By the first quarter of this year, Singapore had 14,087 unsold units still under construction, the lowest since that data point was made available in 2006, according to Wong Xian Yang, head of research at Cushman & Wakefield Plc in Singapore. That’s a far cry from the overhang of 30,162 units two years earlier.

The number is unlikely to get a boost from government plans to release more land for sale this year, because that will not enter the home market until 2023, said Christine Sun, senior vice-president of research and analytics at OrangeTee & Tie. “Therefore, the supply crunch may still prolong for a while.”

This year, about 7,000 to 8,000 new private apartments could be launched, according to analysts’ estimates. That’s lower than the average of 10,750 new units started annually between 2012 and 2021, Sun said.
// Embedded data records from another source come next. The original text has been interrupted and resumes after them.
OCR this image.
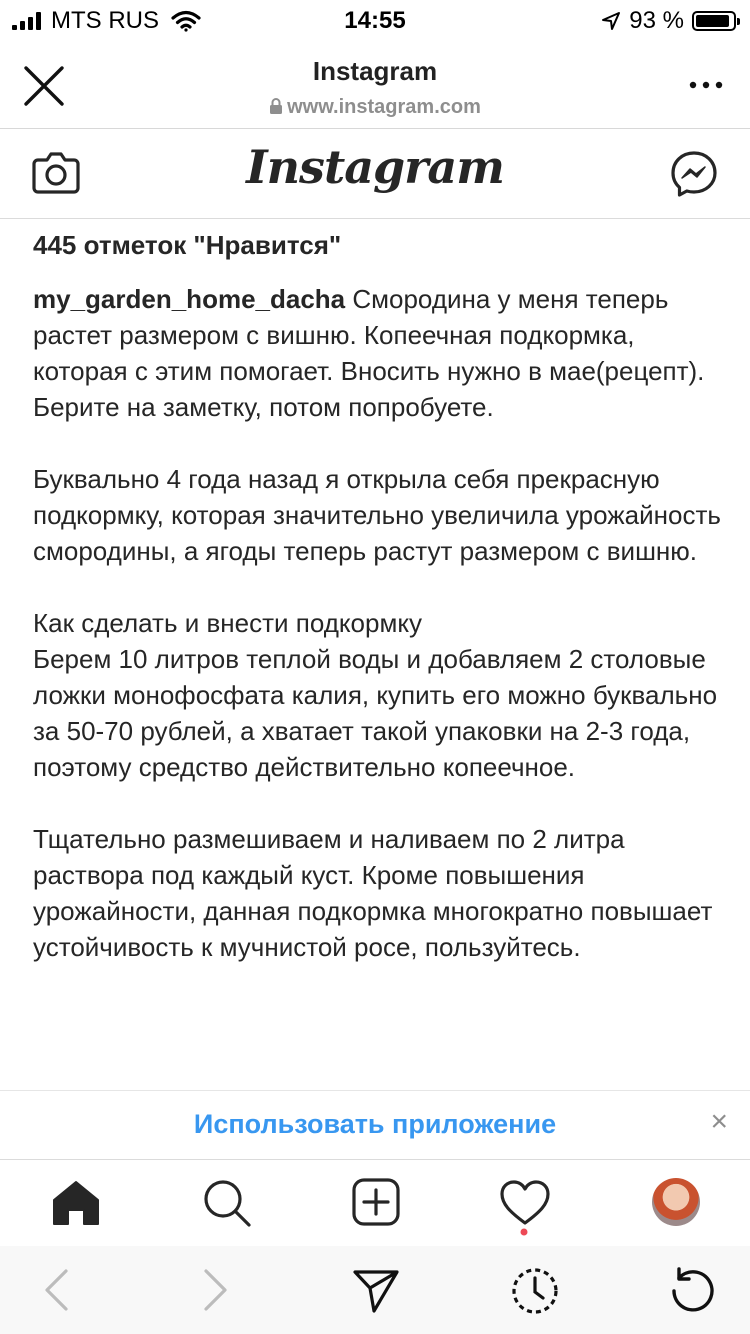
MTS RUS	14:55	93 %
Instagram
www.instagram.com
Instagram
445 отметок "Нравится"

my_garden_home_dacha Смородина у меня теперь растет размером с вишню. Копеечная подкормка, которая с этим помогает. Вносить нужно в мае(рецепт). Берите на заметку, потом попробуете.

Буквально 4 года назад я открыла себя прекрасную подкормку, которая значительно увеличила урожайность смородины, а ягоды теперь растут размером с вишню.

Как сделать и внести подкормку

Берем 10 литров теплой воды и добавляем 2 столовые ложки монофосфата калия, купить его можно буквально за 50-70 рублей, а хватает такой упаковки на 2-3 года, поэтому средство действительно копеечное.

Тщательно размешиваем и наливаем по 2 литра раствора под каждый куст. Кроме повышения урожайности, данная подкормка многократно повышает устойчивость к мучнистой росе, пользуйтесь.

Использовать приложение	×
It is not helping that developers face barriers to ramping up supply. Acquiring large parcels of land for residential development carries risks – they have five years to build and sell all units to avoid a levy that was recently raised to 35 per cent from 25 per cent, said Tan.

That may prompt builders to look for smaller land parcels or form consortiums to share development costs and risks in the near term, Tan added.

Following a surge in prices in 2021, Singapore’s government in December introduced measures to cool the housing market. To be sure, it has had some impact. Price growth is slowing and sales have been subdued in the first two months of this year. But analysts expect the curbs to be a short-term fix given the supply-demand issues. Home sales have already rebounded in March, signalling appetite especially among dwellers looking to upgrade from public to private units.

Residential buildings under construction are seen in the Punggol area of Singapore in July last year. Photo: Bloomberg

As their inventories sell out, there is little pressure for developers to lower prices, said Wong. Aside from inflation and the labour crunch, an increase in the consumption tax – to kick in from next year – could contribute to higher prices, he said.

“Given limited supply and continued economic growth, overall private residential prices are expected to grow by about 2 per cent to 3 per cent, despite recent cooling measures,” Wong said.

While Russia’s invasion of Ukraine has roiled markets, that may not necessarily weaken investor demand for Singapore homes. The economic headwinds could instead spur investors to park their money in residential property – long seen as a safe-haven purchase due to the city’s political stability as well as developed legal and financial services, Sun said.

“Demand for private residential properties would continue to sustain,” Wong said. “Many still view private property as a vehicle for wealth preservation and wealth growth.”